TRC: The cement sector is also a huge part of your business with your factories providing 25 percent of Iraq's cement needs. What are your goals for expansion in this sector?
HDN: We just signed an agreement for another 1.5m tons per year at a facility near Baziyan and we will soon be finalising another line for a further 2m tons a year in Baziyan. Iraq will need huge cement production for another 20 years; our consumption of cement per capita is still very low in the rest of Iraq.
TRC: Asiacell recently completed a hugely successful US$1.35 billion IPO. How are you looking to re-invest this money into expanding your services or infrastructure?
HDN: The expansion of Asiacell will not be carried out with the proceeds from the IPO. Asiacell is a very healthy company and we do very large capital expansions every year for our network.
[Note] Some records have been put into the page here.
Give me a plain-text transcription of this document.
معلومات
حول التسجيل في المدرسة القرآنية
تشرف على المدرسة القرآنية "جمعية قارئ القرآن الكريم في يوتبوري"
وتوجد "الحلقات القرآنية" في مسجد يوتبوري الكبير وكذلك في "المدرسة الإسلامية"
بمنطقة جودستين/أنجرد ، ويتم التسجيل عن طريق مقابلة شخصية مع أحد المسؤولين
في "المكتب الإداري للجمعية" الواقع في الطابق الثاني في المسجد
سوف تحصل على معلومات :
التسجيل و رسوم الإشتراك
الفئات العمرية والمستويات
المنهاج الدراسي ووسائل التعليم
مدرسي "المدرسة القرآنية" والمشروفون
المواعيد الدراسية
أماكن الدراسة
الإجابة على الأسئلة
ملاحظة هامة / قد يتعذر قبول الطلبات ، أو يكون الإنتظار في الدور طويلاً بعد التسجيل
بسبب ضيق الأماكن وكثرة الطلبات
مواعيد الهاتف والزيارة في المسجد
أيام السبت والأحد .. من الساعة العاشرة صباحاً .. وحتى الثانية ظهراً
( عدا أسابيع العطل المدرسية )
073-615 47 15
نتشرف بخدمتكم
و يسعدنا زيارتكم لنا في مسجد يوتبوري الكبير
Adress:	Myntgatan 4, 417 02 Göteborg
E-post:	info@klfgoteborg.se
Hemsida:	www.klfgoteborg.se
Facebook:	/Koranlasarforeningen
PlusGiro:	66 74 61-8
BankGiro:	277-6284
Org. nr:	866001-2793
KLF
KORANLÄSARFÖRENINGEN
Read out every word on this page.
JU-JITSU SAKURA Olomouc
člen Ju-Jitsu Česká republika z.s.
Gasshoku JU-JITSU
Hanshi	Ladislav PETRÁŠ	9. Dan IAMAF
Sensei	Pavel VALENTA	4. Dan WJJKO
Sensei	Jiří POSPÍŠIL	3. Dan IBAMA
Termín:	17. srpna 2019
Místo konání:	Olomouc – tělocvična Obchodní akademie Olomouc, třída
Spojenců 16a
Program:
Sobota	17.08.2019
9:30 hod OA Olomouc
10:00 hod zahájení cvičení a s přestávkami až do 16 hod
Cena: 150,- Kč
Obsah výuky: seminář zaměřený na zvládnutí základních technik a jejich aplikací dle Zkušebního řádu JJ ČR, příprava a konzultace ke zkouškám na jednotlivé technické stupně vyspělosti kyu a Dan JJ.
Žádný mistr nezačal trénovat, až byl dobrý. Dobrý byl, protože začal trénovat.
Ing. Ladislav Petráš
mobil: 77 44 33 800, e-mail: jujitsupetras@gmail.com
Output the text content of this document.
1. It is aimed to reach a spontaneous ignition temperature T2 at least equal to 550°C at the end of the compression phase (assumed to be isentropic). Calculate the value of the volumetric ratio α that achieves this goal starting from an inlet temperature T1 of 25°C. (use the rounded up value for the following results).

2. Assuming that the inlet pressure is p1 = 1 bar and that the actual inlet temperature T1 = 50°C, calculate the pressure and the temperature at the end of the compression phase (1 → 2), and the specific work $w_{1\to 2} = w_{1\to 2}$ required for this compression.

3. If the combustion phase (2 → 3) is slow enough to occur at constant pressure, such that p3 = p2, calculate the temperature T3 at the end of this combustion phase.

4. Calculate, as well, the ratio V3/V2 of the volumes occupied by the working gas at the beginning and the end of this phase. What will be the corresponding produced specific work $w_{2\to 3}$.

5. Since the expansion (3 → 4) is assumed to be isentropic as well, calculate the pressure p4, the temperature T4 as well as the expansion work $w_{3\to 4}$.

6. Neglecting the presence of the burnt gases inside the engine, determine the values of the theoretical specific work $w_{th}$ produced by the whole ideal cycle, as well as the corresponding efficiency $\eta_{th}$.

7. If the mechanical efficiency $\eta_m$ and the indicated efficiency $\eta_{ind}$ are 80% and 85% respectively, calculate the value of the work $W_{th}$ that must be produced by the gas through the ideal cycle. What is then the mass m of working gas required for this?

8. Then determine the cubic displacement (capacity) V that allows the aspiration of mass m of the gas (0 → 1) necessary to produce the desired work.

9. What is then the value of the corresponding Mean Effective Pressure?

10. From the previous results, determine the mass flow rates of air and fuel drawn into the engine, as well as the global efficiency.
We're in the process of getting a 3G network license, which will require huge amounts of investment, but in terms of the IPO proceeds, we are investing them mostly in industry across the rest of Iraq. In terms of expansion, we are targeting the Iraqi market at large as the Kurdistan market is both small and saturated. We have about 70 percent of our customer base outside the KRG, which is similar to our market shares in cement and our other businesses. Asiacell has 10.5 million subscribers across Iraq, this represents about 37 percent of market share and we are the most profitable telecommunications company in Iraq.
TRC: What is your vision for Faruk Group Holding for the next ten years?
HDN: I see us being much more industrialised as our focus right now is on investing in industry. I would love to see more IPOs for our businesses, such as cement, as having shareholders helps every company provide more checks and balances, more standards, as you automatically become very transparent.